La percezione del proprio stato di salute è una dimensione importante della qualità della vita. Nelle persone anziane in particolar modo, una cattiva percezione del proprio stato di salute è talvolta correlato a un rischio aumentato di declino complessivo delle funzioni fisiche, indipendentemente dalla severità delle patologie presenti.
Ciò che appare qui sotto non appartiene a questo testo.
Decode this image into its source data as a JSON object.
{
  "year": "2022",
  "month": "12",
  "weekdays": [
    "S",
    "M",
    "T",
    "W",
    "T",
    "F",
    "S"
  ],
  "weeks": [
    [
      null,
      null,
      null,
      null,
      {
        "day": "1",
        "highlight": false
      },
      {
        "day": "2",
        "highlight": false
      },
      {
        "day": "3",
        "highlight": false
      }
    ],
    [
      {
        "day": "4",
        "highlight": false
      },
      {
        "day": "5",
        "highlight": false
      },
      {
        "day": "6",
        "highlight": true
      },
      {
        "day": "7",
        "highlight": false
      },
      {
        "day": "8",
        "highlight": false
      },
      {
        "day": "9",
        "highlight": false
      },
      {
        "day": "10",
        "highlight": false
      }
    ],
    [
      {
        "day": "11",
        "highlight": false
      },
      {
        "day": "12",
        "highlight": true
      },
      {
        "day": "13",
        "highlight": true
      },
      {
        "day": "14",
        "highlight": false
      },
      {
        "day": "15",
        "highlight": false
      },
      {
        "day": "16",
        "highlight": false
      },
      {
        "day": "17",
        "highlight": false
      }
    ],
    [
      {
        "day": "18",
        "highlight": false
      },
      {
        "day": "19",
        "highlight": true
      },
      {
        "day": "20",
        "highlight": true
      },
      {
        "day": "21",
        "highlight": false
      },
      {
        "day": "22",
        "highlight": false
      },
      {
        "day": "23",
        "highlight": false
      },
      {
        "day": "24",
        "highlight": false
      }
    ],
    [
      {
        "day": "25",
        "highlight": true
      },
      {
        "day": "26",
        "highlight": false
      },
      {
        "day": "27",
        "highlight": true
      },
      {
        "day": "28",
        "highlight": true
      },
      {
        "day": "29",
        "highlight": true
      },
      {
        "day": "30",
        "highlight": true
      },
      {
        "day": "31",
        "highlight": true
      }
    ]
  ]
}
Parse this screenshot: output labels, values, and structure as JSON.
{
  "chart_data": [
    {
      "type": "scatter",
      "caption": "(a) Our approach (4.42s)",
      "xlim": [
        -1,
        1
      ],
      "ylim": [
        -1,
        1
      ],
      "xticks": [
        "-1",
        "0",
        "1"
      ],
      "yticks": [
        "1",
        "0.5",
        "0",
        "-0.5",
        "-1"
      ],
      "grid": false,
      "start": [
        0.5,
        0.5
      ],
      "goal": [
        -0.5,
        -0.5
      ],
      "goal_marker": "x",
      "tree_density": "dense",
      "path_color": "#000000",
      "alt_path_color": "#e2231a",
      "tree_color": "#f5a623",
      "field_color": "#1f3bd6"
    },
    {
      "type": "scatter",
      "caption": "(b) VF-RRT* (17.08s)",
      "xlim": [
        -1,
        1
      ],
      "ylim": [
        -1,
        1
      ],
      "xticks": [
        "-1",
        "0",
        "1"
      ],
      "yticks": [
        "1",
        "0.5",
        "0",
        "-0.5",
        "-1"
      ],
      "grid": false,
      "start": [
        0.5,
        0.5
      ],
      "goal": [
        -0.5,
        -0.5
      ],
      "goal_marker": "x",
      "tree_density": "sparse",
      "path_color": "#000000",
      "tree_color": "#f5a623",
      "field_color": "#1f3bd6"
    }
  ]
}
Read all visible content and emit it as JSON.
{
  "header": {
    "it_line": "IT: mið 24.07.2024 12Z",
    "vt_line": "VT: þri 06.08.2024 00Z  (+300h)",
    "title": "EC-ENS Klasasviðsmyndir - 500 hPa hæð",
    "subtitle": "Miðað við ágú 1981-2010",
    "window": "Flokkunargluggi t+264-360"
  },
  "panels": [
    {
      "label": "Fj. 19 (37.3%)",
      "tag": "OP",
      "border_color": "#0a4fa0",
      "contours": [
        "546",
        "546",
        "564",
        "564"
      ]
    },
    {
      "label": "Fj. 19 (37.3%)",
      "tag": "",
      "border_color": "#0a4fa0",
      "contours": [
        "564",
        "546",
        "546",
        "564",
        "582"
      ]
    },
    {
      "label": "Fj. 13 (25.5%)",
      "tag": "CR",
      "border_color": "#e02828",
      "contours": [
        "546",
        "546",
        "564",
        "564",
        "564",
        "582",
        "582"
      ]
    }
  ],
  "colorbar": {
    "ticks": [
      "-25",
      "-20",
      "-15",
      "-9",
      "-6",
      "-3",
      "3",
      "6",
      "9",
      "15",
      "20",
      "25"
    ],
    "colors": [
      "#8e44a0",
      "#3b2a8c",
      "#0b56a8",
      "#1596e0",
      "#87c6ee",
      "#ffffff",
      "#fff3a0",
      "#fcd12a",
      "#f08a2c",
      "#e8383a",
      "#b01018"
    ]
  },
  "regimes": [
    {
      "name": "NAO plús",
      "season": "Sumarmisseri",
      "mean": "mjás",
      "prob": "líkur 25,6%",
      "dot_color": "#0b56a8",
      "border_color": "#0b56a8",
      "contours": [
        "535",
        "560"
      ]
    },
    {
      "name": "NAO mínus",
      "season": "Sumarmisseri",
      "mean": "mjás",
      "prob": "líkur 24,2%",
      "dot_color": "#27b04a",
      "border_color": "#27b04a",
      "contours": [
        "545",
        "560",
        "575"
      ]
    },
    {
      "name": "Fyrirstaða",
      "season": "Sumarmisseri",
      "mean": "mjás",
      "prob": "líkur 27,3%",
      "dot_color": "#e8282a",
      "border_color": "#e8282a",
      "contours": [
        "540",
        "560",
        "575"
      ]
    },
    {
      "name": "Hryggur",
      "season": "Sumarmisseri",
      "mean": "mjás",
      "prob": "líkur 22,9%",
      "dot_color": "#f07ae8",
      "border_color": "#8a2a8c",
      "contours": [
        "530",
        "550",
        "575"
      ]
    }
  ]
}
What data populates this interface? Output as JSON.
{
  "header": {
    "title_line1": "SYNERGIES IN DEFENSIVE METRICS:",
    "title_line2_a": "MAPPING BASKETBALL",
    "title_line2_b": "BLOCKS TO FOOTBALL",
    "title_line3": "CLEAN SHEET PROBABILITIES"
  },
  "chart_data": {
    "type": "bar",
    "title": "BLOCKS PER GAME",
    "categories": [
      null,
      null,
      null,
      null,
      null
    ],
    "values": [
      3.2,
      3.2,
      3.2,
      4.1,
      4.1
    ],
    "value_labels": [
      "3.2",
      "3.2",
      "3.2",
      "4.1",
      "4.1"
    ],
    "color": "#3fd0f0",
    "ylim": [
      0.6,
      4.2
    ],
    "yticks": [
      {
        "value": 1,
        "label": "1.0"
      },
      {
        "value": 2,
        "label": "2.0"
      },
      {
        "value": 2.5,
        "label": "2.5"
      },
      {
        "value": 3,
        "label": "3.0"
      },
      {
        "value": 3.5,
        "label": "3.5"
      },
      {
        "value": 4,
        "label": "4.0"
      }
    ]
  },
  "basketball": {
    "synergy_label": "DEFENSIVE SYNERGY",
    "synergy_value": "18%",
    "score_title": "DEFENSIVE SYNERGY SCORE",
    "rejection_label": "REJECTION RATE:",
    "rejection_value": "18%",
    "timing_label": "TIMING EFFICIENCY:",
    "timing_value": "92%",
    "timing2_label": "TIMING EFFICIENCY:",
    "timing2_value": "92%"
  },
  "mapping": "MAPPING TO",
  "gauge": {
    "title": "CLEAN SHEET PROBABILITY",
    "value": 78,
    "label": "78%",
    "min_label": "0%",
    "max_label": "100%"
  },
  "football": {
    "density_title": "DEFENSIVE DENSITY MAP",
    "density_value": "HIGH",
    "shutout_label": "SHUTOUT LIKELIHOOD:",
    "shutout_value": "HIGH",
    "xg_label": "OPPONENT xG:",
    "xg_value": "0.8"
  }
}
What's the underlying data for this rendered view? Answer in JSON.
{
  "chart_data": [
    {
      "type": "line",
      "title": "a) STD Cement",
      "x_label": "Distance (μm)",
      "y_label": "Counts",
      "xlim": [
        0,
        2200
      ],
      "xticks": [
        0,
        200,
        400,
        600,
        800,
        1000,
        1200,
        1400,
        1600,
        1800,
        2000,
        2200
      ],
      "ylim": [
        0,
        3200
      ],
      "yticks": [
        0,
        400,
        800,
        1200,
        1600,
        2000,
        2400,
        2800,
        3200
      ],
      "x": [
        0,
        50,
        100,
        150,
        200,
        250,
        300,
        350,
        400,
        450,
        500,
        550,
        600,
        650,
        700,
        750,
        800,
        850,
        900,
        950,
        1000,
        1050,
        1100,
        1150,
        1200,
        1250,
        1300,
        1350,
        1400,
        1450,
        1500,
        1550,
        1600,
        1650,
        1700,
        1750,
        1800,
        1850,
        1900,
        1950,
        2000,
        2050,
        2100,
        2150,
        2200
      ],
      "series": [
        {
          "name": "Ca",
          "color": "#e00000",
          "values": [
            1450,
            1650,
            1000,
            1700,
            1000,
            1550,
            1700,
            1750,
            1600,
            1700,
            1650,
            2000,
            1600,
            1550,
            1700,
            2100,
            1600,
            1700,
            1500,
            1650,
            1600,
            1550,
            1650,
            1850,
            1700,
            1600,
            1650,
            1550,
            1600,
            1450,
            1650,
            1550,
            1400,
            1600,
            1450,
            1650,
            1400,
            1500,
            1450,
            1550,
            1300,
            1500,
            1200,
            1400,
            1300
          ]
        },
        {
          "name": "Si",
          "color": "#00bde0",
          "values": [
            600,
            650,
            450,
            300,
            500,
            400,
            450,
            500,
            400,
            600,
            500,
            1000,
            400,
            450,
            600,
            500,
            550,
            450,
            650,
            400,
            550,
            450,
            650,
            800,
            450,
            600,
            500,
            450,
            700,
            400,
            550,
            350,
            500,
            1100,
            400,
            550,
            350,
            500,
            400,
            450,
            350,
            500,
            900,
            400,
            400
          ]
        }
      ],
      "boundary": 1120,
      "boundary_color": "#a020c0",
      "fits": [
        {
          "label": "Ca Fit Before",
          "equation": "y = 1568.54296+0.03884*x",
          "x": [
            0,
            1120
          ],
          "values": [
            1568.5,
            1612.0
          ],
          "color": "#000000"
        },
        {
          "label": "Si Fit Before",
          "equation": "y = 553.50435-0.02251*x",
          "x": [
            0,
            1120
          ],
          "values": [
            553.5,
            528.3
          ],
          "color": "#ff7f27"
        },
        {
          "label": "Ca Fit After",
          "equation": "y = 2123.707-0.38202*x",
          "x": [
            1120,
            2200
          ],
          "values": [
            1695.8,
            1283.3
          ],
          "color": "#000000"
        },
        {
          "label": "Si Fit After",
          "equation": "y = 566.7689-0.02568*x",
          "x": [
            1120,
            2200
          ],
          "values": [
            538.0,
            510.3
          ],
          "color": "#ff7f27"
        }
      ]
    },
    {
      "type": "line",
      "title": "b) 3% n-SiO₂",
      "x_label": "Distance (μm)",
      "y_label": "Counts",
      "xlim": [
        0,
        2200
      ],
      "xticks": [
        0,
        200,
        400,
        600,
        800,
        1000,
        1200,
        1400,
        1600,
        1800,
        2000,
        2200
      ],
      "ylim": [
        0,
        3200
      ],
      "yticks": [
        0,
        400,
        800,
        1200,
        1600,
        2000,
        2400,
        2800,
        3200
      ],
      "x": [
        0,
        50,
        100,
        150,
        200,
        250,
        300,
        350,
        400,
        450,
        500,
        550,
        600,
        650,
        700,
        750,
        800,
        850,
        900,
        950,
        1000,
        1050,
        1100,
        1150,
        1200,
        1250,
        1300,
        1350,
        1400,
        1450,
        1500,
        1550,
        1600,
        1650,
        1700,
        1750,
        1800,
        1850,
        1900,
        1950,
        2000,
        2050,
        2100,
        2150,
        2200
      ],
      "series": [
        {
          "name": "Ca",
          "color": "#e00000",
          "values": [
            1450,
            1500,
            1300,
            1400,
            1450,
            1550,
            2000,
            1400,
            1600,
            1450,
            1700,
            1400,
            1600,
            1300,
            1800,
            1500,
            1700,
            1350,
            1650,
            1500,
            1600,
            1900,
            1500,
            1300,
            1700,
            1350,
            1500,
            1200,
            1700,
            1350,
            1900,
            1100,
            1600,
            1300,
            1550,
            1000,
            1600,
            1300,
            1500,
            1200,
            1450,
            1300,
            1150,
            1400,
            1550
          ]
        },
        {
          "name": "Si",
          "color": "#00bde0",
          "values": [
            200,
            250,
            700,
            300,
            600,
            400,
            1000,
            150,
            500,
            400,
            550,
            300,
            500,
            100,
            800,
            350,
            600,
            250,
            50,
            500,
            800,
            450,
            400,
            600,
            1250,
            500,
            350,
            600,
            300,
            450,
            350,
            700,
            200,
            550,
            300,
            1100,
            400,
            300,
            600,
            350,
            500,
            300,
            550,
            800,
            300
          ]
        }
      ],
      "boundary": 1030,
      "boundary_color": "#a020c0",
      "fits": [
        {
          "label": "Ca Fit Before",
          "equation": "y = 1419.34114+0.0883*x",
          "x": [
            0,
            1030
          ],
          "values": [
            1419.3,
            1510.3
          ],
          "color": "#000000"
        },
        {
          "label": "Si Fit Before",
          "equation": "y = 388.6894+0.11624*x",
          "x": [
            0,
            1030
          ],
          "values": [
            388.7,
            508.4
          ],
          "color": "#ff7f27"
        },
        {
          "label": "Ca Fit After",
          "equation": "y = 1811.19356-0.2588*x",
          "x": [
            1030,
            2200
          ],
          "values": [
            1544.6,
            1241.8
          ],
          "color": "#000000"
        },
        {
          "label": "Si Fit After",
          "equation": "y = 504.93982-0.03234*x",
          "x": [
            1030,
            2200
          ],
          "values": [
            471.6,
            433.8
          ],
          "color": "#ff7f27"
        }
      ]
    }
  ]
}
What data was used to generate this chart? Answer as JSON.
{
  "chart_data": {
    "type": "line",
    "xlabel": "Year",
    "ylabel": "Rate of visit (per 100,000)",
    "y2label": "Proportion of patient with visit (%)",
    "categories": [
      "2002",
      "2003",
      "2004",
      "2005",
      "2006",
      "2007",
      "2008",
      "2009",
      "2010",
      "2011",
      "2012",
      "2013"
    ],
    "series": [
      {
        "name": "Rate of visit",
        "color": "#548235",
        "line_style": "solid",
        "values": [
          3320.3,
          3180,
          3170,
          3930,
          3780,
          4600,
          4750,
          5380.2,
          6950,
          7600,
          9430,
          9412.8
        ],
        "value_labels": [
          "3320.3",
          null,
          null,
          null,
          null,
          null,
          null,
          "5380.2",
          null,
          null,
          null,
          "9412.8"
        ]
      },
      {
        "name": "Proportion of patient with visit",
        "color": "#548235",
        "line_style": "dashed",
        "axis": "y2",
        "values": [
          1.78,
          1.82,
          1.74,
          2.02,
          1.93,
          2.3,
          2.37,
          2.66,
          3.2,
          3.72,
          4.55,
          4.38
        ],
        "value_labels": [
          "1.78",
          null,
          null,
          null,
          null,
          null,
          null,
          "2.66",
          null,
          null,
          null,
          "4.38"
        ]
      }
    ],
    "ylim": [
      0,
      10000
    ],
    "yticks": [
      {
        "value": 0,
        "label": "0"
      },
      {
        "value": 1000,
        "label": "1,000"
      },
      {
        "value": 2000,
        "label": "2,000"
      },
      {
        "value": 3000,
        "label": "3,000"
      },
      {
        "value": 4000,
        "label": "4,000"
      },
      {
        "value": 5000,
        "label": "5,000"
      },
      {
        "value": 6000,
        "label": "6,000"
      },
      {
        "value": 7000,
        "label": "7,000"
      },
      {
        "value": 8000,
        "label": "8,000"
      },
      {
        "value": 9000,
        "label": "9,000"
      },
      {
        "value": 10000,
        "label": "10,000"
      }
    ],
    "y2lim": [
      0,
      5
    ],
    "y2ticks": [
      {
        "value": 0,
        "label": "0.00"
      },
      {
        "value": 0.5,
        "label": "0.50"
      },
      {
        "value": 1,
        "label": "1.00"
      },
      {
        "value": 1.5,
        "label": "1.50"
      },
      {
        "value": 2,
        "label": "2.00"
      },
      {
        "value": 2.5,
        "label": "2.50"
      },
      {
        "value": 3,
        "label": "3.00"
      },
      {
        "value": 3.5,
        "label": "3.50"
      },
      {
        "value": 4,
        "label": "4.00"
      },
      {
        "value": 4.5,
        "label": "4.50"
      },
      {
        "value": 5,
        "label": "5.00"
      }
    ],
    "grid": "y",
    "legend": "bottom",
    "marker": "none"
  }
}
In Passi d’Argento le domande relative alla salute percepita o alla qualità della vita vengono raccolte solo fra le persone che sostengono l’intervista in modo autonomo senza ricorrere all’aiuto di un familiare o persona di fiducia (proxy). Nel biennio 2016-2018, l’87% della popolazione con più di 65 anni di età giudica complessivamente positivo il proprio stato di salute (“discreto” l’50%, “bene” o “molto bene” il 37%). Il restante 13% invece ne dà un giudizio negativo, riferendo che la propria salute “va male” o “molto male”. Sono maggiormente soddisfatte della propria salute le persone più giovani (91% fra i 65-74enni vs 78% fra gli over 84enni), gli uomini rispetto alle donne (91% vs 84%), le persone senza difficoltà economiche (93% vs 72% delle persone che riferiscono molte difficoltà economiche), le persone più istruite (93% vs 83% fra persone con basso livello di istruzione). Il gradiente geografiche è molto chiaro e mostra una maggiore prevalenza di persone soddisfatte del proprio salute fra i residenti nel Nord Italia rispetto al Sud. La Regione Piemonte e le P.A. di Trento e Bolzano, si distinguono per la maggiore presenza di anziani soddisfatti della propria salute. La percezione della propria salute rispetto all’anno precedente disegna la progressiva perdita di soddisfazione per la propria salute legata evidentemente all’età e presumibilmente all’insorgenza o all’aggravamento di patologie croniche già esistenti ma mette anche in evidenza come questa progressione sia diversa anche per determinanti sociali: poco più del 30% degli intervistati riferisce di sentirsi peggio rispetto all’anno precedente, ma fra le persone con molte difficoltà economiche questa quota sale quasi al 46%.
Qualità della vita
Il numero medio di giorni vissuti in cattiva salute, sia fisica che psicologica definiti comunemente unhealthy days può considerarsi un indicatore “quantitativo” che dà conto della gravità dei problemi di salute, nella sua accezione più ampia, e dunque della qualità di vita dell’intervistato. Gli anziani intervistati dichiarano di aver vissuto in media 8 giorni in cattiva salute nel mese precedente l’intervista; poco più di 5 giorni sono vissuti per motivi legati a cattiva salute fisica (conseguenze di malattie e/o incidenti); poco meno di 5 giorni sono vissuti per motivi legati a problemi nella sfera psicologica (problemi emotivi, di ansia, depressione e stress). Infine quasi 4 giorni sono stati vissuti con reali limitazioni nel normale svolgimento delle proprie attività, per motivi fisici e/o psicologici. Questo indicatore (unhealthy days) riflette lo stesso profilo socio-demografico delle persone non soddisfatte del proprio stato di salute, ovvero di coloro che riferiscono che la loro salute “va male” o “molto male”. Il numero medio di giorni in cattiva salute totale cresce con l’età (10 giorni fra gli over 85enni), è più alto fra le persone con molte difficoltà economiche (14 giorni) e fra le persone meno istruite (9 giorni), fra le donne rispetto agli uomini (10 vs 6 giorni) e fra le persone con una patologia cronica (8 giorni) aggravandosi fra le persone con comorbidità (13 giorni).